Rose did not consent to an interview with Vanity Fair. Nor did he respond to Bissinger's writ ten questions, submitted in June. Weeks after declaring baseball can't stand the fact that I'm still alive, Rose's refusal to contest the charges prior to publication was curiously out of character.
He's got to be so embarrassed, Rose said of Gioiosa. I treated him like a son, and for him to do this all these years later, it's unbelievable.
Both Gioiosa and Bissinger insist Vanity Fair did not pay for the story. (The magazine did pay some of Gioiosa's travel expenses for promotional appearances Tuesday, as did the Today show.) This leaves open the question of motive.
After refusing to cooperate with the federal investigation of Rose, Gioiosa served close to two years on drug and tax charges. Presumably, he might have been able to negotiate a lighter sen tence had he been more forthcoming.
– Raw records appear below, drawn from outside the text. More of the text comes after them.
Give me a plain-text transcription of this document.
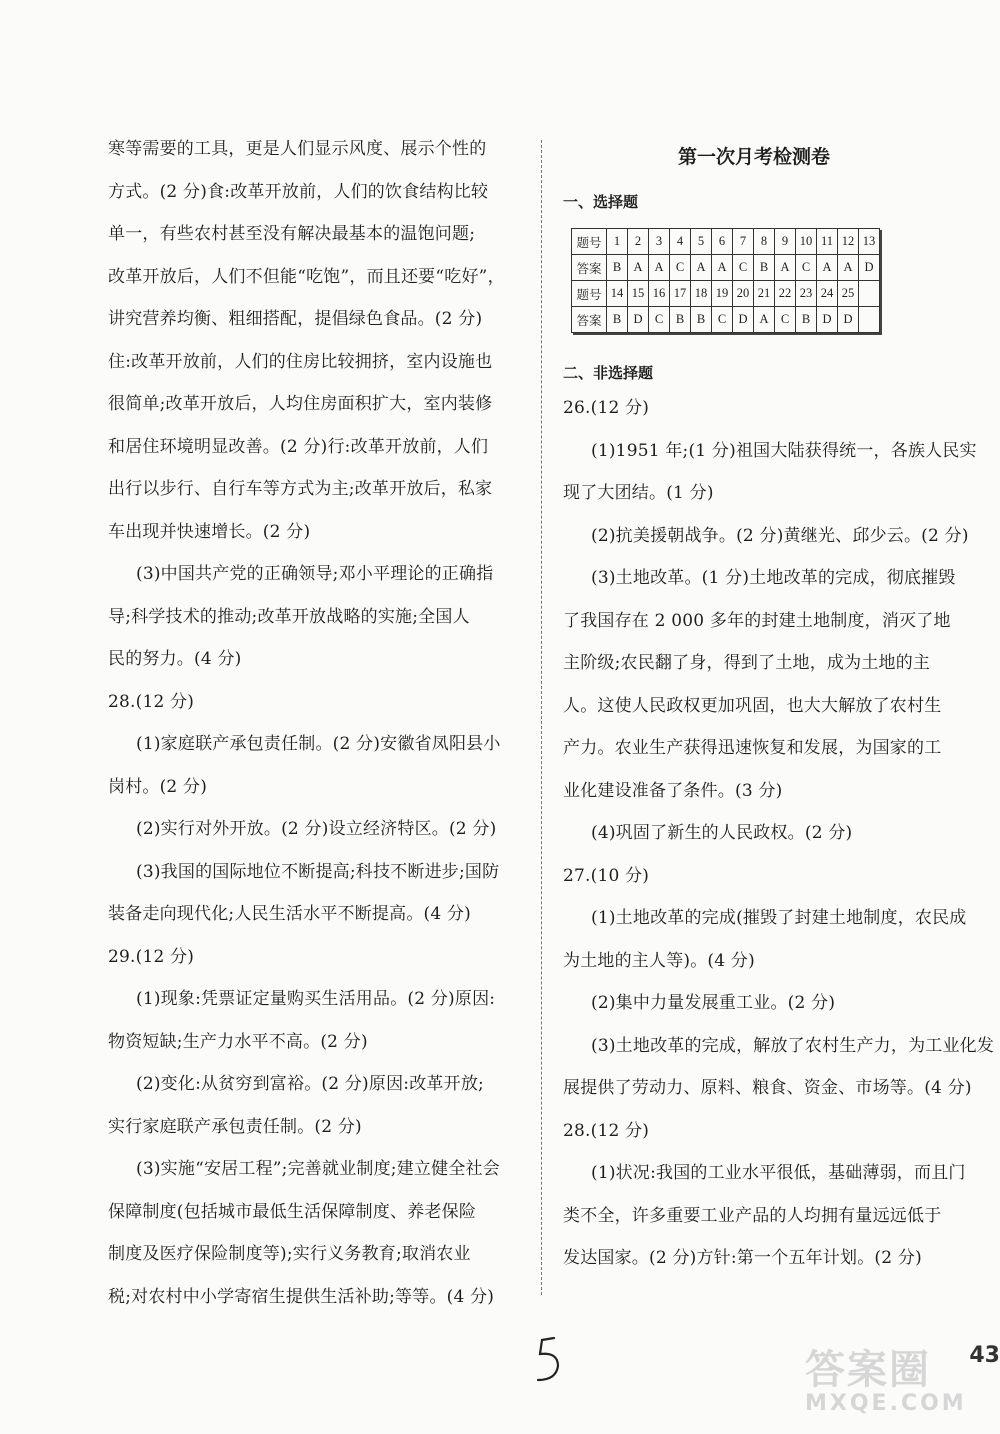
寒等需要的工具，更是人们显示风度、展示个性的
方式。(2 分)食:改革开放前，人们的饮食结构比较
单一，有些农村甚至没有解决最基本的温饱问题;
改革开放后，人们不但能“吃饱”，而且还要“吃好”，
讲究营养均衡、粗细搭配，提倡绿色食品。(2 分)
住:改革开放前，人们的住房比较拥挤，室内设施也
很简单;改革开放后，人均住房面积扩大，室内装修
和居住环境明显改善。(2 分)行:改革开放前，人们
出行以步行、自行车等方式为主;改革开放后，私家
车出现并快速增长。(2 分)
(3)中国共产党的正确领导;邓小平理论的正确指
导;科学技术的推动;改革开放战略的实施;全国人
民的努力。(4 分)
28.(12 分)
(1)家庭联产承包责任制。(2 分)安徽省凤阳县小
岗村。(2 分)
(2)实行对外开放。(2 分)设立经济特区。(2 分)
(3)我国的国际地位不断提高;科技不断进步;国防
装备走向现代化;人民生活水平不断提高。(4 分)
29.(12 分)
(1)现象:凭票证定量购买生活用品。(2 分)原因:
物资短缺;生产力水平不高。(2 分)
(2)变化:从贫穷到富裕。(2 分)原因:改革开放;
实行家庭联产承包责任制。(2 分)
(3)实施“安居工程”;完善就业制度;建立健全社会
保障制度(包括城市最低生活保障制度、养老保险
制度及医疗保险制度等);实行义务教育;取消农业
税;对农村中小学寄宿生提供生活补助;等等。(4 分)
第一次月考检测卷
一、选择题
题号	1	2	3	4	5	6	7	8	9	10	11	12	13
答案	B	A	A	C	A	A	C	B	A	C	A	A	D
题号	14	15	16	17	18	19	20	21	22	23	24	25	
答案	B	D	C	B	B	C	D	A	C	B	D	D	
二、非选择题
26.(12 分)
(1)1951 年;(1 分)祖国大陆获得统一，各族人民实
现了大团结。(1 分)
(2)抗美援朝战争。(2 分)黄继光、邱少云。(2 分)
(3)土地改革。(1 分)土地改革的完成，彻底摧毁
了我国存在 2 000 多年的封建土地制度，消灭了地
主阶级;农民翻了身，得到了土地，成为土地的主
人。这使人民政权更加巩固，也大大解放了农村生
产力。农业生产获得迅速恢复和发展，为国家的工
业化建设准备了条件。(3 分)
(4)巩固了新生的人民政权。(2 分)
27.(10 分)
(1)土地改革的完成(摧毁了封建土地制度，农民成
为土地的主人等)。(4 分)
(2)集中力量发展重工业。(2 分)
(3)土地改革的完成，解放了农村生产力，为工业化发
展提供了劳动力、原料、粮食、资金、市场等。(4 分)
28.(12 分)
(1)状况:我国的工业水平很低，基础薄弱，而且门
类不全，许多重要工业产品的人均拥有量远远低于
发达国家。(2 分)方针:第一个五年计划。(2 分)
答案圈
MXQE.COM
43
Gioiosa decided to tell the story when he determined that his loyalty was not reciprocated.
For the past 11 years, people have thrown me in with the same guys who cut a deal to bring Pete down, Gioiosa said. I didn't cut a deal. I was looking for a friend and he was nowhere.
I've lived with this and heard different people make me out to be a thug, a leech, a gorilla. We wouldn't have done this article if Pete Rose had thanked me (for protecting him). Instead, he called me Tony, and included me (as proof of his being a poor) picker of friends.
Drugs. Gambling. Fraud. Betrayal. The Pete Rose scandal has now hit for the cycle.
It's a one-of-a-kind story, Bissinger said. Always will be.